🤖 AI Summary
This work addresses the fine-grained recognition of repetitive motor stereotypies (e.g., spinning, head-banging, arm-flapping) exhibited by children with autism spectrum disorder (ASD) in naturalistic settings. We propose a novel self-supervised learning framework based on VideoMAE—the first application of VideoMAE to this task—leveraging spatiotemporal masked video modeling to enhance dynamic motion representation. The framework integrates YOLOv7-based person detection with temporal video augmentation to enable non-intrusive, real-time behavioral assessment. Evaluated on the SSBD dataset, our method achieves 97.7% classification accuracy, outperforming prior state-of-the-art approaches by 14.7 percentage points—the highest reported performance to date. This work demonstrates VideoMAE’s effectiveness for fine-grained, low-data behavioral recognition and establishes a practical, deployable technical pathway for unobtrusive early screening of ASD.
📝 Abstract
Deep learning and advancements in contactless sensors have significantly enhanced our ability to understand complex human activities in healthcare settings.
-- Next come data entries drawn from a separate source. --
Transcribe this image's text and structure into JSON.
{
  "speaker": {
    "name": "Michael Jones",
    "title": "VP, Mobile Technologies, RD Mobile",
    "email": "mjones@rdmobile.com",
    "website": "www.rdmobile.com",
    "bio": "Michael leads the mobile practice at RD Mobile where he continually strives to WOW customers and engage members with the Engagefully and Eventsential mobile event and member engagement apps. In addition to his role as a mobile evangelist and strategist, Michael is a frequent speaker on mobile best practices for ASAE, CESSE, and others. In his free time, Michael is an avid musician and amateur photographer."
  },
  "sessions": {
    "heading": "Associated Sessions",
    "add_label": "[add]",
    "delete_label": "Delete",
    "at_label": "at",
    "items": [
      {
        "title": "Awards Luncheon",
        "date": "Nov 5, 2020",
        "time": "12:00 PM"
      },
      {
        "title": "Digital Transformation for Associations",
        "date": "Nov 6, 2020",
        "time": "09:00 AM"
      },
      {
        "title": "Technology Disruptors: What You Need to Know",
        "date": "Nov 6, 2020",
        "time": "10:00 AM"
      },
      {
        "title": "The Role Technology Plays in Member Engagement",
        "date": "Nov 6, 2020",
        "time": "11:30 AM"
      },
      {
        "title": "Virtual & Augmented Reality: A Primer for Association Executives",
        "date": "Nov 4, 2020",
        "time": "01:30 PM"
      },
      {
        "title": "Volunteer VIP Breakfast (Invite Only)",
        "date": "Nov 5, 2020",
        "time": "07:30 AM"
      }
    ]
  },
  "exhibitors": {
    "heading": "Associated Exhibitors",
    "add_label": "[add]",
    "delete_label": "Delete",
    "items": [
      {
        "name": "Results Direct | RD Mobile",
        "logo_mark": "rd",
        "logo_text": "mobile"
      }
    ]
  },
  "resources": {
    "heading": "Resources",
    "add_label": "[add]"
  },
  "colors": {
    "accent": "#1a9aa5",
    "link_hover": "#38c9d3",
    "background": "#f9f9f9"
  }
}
In particular, deep learning models utilizing computer vision have been developed to enable detailed analysis of human gesture recognition, especially repetitive gestures which are commonly observed behaviors in children with autism. This research work aims to identify repetitive behaviors indicative of autism by analyzing videos captured in natural settings as children engage in daily activities. The focus is on accurately categorizing real-time repetitive gestures such as spinning, head banging, and arm flapping. To this end, we utilize the publicly accessible Self-Stimulatory Behavior Dataset (SSBD) to classify these stereotypical movements. A key component of the proposed methodology is the use of extbf{VideoMAE}, a model designed to improve both spatial and temporal analysis of video data through a masking and reconstruction mechanism. This model significantly outperformed traditional methods, achieving an accuracy of 97.7%, a 14.7% improvement over the previous state-of-the-art.